One big cost is rendering time – especially with our original design where we would have 2000 frames, currently each frame with 32 samples only takes 8 seconds to render. This adds up to 16,000 seconds = 4.44 hours for 2000 frames. Thus, in terms of the user story, we will probably allow users to pre-select scanned images to demo. We will likely reduce the amount of frames as long as we can maintain a reasonable accuracy number. I was considering increasing sample rate and lowering the number of frames to get less noise per image, but I think keeping that noise in allows us to simulate what the real world image would’ve been like better. 

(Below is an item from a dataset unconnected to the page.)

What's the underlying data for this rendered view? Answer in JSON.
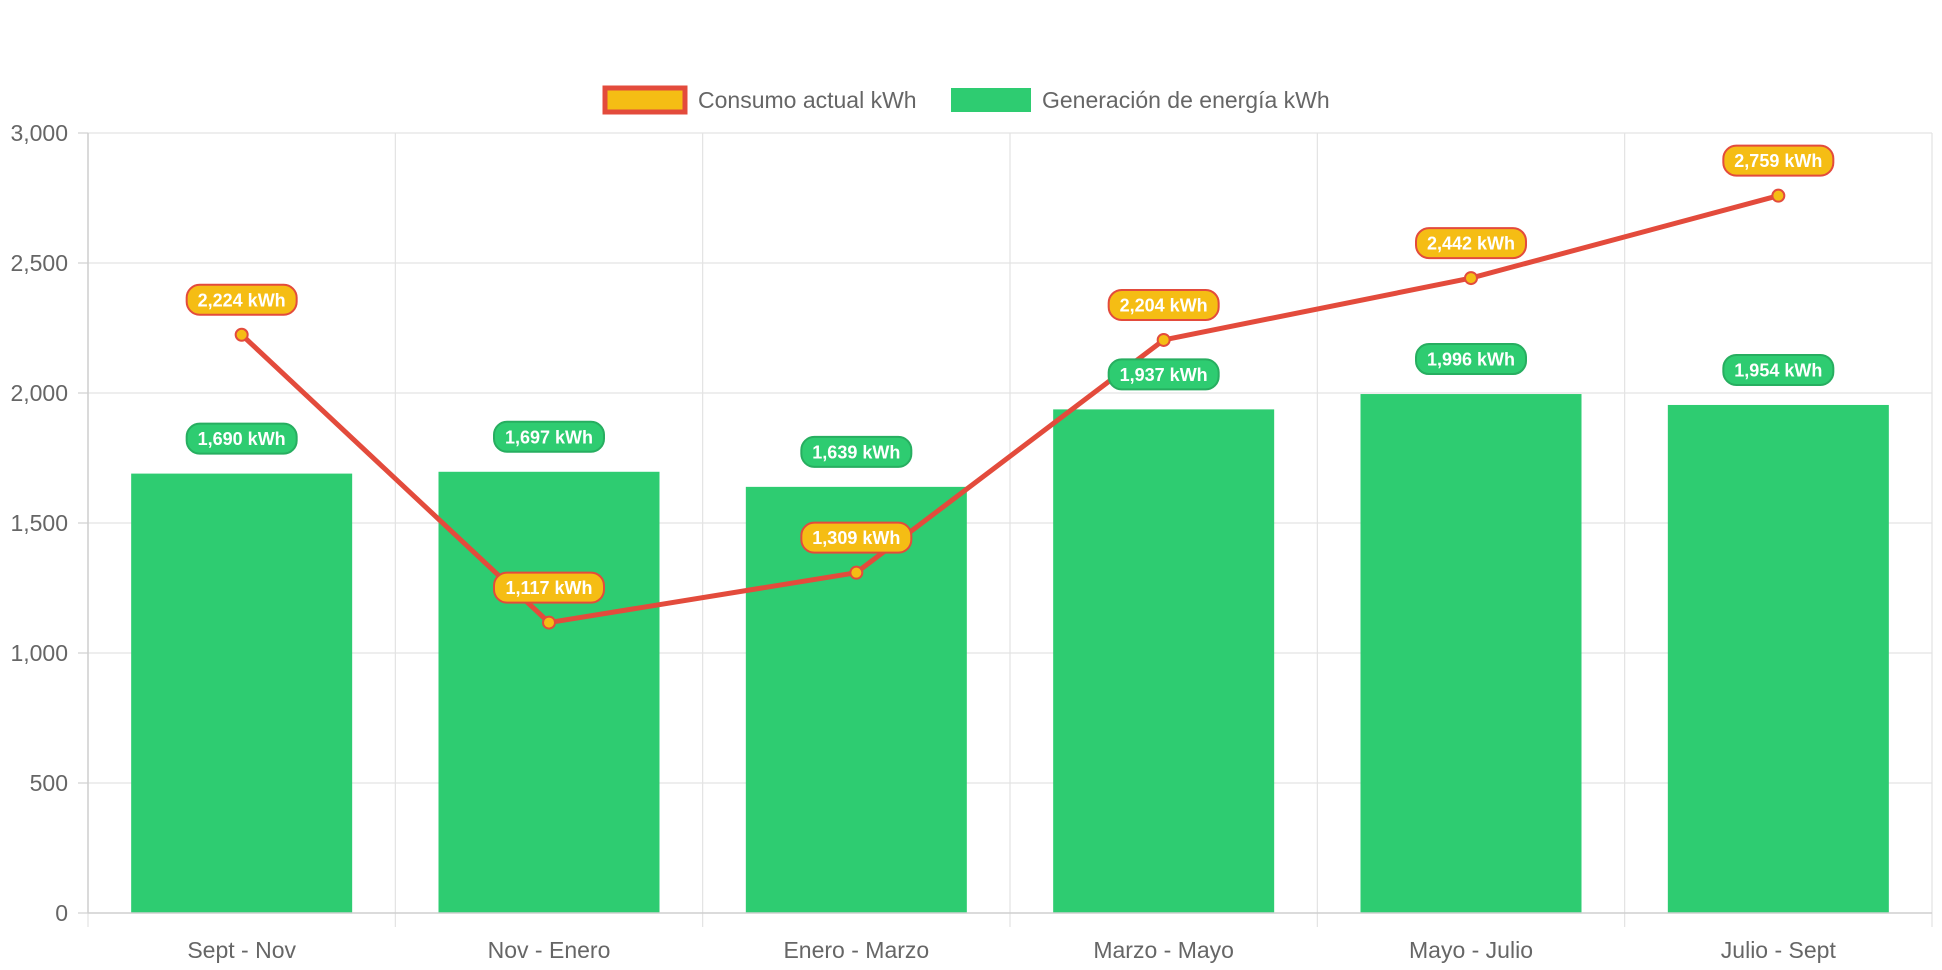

Our render resolution is 720p to simulate that of our original USB webcam. We will use 1 light bounce for our in-lab demo since we haven’t fully developed and tested our noise reduction for the images yet. 

Our current render parameters are:

Resolution 1280 x 720 (720p)
Samples 32
Light bounces 1 (initial development), 10+ (trying out noise reduction later)
Frames 30 (developing algos), 2000 (full test) – may likely change
Laser position (cm) (0, 40, 25)
Camera position (cm) (70, 70, 40)
Max object size (cm) 30 x 30 x 30
Render quality 80% (more realistic)
Laser intensity 50,000 W (a Blender specific parameter)
Laser blend 0.123 (how much it glows around the laser)

I will be helping the team finalize things for the demo the coming early week and start implementing ICP for combining scans as well after the demo.